If you could go back and add one more bit of information to the book, what would it be?
In Secret Garden of Survival , A I would indicate pictures as to what it looks like today. After six or seven years of growth, the trees are huge. They now produce huge amounts of food. Last year, we got over 1,000 peaches off of one tree a and I have several peach trees. But, I do present current day growth on my YouTube channel. That route, people can see the change and the volume of harvest on a very small piece of land.
What has changed since your last volumes?
Secret Livestock of Survival A was released four years after my Secret Garden of Survival volume. I had a lot more to share, and lots of tips and tricks that I would not have known without a lot of mistakes. In fact, it was hard to keep the livestock book short, because I had so much to tell.
My livestock book is my best book yet.

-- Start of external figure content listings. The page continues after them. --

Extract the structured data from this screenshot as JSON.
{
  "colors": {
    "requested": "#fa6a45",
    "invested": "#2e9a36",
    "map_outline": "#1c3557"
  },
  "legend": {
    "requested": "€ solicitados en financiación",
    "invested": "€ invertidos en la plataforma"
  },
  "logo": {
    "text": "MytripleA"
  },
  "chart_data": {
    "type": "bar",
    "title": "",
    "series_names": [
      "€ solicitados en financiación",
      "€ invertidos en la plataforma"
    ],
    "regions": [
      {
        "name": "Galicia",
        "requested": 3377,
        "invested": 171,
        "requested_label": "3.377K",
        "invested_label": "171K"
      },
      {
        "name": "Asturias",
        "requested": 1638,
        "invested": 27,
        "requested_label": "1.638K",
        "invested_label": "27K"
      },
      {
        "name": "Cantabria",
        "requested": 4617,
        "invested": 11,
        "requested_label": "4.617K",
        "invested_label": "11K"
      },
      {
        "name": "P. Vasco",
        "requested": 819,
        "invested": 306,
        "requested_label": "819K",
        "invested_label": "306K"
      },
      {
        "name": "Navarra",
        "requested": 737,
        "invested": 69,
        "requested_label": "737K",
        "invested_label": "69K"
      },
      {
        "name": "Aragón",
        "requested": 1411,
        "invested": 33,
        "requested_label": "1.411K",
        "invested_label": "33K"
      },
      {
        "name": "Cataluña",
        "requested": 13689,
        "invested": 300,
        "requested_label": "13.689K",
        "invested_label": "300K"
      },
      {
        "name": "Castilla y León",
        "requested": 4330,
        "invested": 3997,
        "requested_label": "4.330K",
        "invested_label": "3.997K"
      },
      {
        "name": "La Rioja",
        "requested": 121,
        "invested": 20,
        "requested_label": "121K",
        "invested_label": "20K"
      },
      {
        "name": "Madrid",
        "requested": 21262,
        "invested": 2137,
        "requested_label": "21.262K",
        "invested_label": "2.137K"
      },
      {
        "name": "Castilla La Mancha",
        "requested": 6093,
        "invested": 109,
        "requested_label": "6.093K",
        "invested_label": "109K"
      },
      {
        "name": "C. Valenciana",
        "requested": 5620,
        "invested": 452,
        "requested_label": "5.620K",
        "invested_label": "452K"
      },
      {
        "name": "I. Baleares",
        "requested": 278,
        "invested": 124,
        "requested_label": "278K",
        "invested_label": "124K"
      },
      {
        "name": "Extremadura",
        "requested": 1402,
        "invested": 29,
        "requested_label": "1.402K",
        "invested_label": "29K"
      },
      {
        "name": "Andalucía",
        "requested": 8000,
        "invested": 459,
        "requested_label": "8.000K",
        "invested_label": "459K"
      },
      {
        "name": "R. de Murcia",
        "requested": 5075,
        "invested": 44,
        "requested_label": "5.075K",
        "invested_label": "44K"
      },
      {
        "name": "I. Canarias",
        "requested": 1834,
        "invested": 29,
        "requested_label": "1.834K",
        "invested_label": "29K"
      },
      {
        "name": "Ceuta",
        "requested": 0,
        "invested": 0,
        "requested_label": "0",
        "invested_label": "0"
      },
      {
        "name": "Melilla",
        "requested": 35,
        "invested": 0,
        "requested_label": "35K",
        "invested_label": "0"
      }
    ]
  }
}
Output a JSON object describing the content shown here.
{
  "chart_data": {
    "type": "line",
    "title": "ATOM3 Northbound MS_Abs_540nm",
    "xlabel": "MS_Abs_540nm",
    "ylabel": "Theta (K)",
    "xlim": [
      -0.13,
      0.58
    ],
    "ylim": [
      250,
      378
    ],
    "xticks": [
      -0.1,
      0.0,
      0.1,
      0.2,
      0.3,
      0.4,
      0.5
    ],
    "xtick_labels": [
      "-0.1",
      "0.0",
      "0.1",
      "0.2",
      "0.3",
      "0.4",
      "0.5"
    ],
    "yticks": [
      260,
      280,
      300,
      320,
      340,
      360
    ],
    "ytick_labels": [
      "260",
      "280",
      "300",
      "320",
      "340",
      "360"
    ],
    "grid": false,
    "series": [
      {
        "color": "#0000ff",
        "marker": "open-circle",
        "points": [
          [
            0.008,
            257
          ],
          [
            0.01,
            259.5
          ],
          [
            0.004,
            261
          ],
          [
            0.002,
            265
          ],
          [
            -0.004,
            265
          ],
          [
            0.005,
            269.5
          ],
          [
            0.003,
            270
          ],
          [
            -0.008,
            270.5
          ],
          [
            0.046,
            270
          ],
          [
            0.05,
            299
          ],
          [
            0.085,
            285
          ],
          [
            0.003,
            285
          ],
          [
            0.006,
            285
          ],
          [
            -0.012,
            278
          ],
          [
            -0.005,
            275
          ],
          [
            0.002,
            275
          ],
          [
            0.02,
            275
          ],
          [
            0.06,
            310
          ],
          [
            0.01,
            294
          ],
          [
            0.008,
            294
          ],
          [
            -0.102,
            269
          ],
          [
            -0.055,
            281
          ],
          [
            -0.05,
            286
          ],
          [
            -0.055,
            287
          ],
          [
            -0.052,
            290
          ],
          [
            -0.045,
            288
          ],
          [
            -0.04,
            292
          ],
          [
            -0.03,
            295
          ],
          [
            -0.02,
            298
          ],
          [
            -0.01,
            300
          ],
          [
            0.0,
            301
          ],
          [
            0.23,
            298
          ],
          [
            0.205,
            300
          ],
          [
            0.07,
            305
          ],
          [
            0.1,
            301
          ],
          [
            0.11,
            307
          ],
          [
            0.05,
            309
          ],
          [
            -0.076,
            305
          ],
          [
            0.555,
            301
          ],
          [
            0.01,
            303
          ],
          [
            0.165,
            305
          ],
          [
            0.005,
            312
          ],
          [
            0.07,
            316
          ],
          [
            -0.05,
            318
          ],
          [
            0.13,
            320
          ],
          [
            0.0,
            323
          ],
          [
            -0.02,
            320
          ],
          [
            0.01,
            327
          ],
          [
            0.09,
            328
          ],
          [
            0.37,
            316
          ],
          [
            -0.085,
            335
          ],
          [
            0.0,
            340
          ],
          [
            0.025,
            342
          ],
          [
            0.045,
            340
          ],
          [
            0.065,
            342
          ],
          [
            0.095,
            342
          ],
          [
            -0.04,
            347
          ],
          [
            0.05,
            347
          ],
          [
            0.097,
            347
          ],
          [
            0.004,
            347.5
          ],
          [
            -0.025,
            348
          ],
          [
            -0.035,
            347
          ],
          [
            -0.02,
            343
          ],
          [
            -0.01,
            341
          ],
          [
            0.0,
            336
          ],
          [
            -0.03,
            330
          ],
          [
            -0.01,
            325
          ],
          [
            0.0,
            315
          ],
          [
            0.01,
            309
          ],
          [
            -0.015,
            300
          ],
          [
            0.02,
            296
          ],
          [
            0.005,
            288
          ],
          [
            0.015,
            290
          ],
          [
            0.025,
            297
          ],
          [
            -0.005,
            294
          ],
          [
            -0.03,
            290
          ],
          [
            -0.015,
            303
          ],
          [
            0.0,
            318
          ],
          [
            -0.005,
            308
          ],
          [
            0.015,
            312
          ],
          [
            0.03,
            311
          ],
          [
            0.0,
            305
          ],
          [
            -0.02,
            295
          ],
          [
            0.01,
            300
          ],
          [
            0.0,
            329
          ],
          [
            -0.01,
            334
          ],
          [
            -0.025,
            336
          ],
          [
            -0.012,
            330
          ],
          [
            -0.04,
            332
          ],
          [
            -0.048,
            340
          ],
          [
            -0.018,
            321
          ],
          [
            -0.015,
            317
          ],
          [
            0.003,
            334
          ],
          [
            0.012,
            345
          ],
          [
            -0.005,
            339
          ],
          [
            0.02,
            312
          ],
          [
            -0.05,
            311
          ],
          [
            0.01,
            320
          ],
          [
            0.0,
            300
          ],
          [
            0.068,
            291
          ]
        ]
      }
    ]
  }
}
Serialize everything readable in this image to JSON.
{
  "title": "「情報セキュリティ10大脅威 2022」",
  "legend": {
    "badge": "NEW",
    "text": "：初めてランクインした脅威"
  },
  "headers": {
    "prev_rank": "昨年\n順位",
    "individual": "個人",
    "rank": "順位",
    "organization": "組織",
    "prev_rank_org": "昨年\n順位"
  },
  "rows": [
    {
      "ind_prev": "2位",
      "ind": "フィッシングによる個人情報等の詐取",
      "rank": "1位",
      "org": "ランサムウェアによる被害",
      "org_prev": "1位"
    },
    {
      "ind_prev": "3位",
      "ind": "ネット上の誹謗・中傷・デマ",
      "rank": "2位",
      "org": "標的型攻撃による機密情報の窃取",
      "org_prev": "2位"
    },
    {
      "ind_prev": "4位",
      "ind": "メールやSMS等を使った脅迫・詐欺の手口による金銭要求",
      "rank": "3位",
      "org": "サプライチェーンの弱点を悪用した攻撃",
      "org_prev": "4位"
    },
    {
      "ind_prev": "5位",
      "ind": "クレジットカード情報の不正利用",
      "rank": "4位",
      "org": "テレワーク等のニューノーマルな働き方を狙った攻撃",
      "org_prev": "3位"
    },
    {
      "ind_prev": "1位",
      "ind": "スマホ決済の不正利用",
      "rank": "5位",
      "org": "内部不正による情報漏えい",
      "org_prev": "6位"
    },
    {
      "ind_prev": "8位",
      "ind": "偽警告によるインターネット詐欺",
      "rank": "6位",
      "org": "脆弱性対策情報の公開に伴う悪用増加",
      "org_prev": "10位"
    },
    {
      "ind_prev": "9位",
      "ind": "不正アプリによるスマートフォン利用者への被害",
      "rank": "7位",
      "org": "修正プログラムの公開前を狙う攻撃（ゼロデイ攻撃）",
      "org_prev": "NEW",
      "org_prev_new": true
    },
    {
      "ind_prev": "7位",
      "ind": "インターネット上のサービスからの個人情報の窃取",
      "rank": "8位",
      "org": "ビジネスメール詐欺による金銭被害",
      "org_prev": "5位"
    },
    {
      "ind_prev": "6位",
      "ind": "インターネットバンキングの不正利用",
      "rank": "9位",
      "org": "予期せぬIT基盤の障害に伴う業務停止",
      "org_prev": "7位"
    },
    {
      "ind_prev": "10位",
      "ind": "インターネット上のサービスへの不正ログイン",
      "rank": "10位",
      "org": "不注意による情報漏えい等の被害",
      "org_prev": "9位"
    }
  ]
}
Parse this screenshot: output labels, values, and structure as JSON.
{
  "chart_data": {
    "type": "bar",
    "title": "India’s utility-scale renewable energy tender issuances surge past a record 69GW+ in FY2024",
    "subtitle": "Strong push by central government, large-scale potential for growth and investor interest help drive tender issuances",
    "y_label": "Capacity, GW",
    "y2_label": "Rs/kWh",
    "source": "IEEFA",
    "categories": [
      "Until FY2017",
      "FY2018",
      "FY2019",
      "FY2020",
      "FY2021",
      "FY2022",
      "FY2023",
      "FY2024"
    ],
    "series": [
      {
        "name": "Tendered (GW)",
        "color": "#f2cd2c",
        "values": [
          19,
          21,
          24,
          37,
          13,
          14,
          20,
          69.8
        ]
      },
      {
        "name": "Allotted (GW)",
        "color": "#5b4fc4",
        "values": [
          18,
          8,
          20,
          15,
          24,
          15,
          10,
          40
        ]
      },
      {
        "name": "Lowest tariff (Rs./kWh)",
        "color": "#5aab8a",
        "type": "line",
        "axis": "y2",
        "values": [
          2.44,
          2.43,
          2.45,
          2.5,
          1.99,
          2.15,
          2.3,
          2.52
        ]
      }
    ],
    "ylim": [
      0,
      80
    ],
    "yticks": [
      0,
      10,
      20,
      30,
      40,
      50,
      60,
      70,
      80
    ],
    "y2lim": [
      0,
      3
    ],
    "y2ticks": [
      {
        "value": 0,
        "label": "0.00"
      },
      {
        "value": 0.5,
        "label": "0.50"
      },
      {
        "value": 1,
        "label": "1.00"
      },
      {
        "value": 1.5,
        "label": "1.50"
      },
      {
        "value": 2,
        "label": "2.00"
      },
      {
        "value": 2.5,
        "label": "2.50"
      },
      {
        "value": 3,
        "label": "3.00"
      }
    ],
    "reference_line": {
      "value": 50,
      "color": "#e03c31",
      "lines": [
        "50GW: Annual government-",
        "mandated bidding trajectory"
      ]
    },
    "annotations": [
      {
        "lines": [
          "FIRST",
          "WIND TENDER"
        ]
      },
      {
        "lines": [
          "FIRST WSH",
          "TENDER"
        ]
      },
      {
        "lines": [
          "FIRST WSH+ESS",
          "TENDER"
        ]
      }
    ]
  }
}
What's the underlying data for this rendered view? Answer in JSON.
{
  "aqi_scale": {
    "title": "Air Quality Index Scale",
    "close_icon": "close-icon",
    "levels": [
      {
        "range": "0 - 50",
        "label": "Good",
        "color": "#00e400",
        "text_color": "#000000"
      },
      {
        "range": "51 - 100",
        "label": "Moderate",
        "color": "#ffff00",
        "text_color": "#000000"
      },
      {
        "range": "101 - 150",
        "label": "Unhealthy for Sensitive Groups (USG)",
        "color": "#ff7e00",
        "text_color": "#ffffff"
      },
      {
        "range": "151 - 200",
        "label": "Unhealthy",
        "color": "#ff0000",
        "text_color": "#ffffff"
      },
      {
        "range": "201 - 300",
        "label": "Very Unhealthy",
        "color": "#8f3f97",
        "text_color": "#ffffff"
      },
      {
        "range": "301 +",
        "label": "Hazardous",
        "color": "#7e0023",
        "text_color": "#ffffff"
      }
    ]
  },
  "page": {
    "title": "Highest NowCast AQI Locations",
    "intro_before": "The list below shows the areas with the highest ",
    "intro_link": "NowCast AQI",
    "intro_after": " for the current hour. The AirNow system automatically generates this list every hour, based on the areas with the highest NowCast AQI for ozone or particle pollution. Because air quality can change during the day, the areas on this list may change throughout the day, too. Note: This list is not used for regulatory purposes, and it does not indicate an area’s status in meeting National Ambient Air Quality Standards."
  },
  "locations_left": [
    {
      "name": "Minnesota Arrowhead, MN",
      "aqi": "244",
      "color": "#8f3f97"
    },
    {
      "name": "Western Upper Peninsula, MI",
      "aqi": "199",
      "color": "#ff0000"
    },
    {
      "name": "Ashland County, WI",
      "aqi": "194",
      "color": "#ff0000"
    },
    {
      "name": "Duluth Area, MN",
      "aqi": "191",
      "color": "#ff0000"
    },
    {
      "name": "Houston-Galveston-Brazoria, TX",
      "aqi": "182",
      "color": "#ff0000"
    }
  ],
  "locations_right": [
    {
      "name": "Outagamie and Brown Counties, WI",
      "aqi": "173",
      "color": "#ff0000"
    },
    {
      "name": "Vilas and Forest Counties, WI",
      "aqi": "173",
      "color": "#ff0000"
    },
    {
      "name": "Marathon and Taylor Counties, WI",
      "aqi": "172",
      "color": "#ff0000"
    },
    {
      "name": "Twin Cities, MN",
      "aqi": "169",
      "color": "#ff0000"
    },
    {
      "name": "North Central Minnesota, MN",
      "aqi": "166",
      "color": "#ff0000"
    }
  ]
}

I have included not only which animals are best to have on a sustainable homestead, but also how to care for them. I give people the most important information about each animal in the book. Therefore, I have kept people from having to buy about eight other books on each specific type of livestock. Plus, I set all my animal recommendations in order of ROI- Return on Investment, getting the most return for the least amount of input. So, if you merely had to choose to raise one or two types of animals to start with, you could do so without having to use resources you are not able to have including time and money. That’s why I started my book with raising rabbits.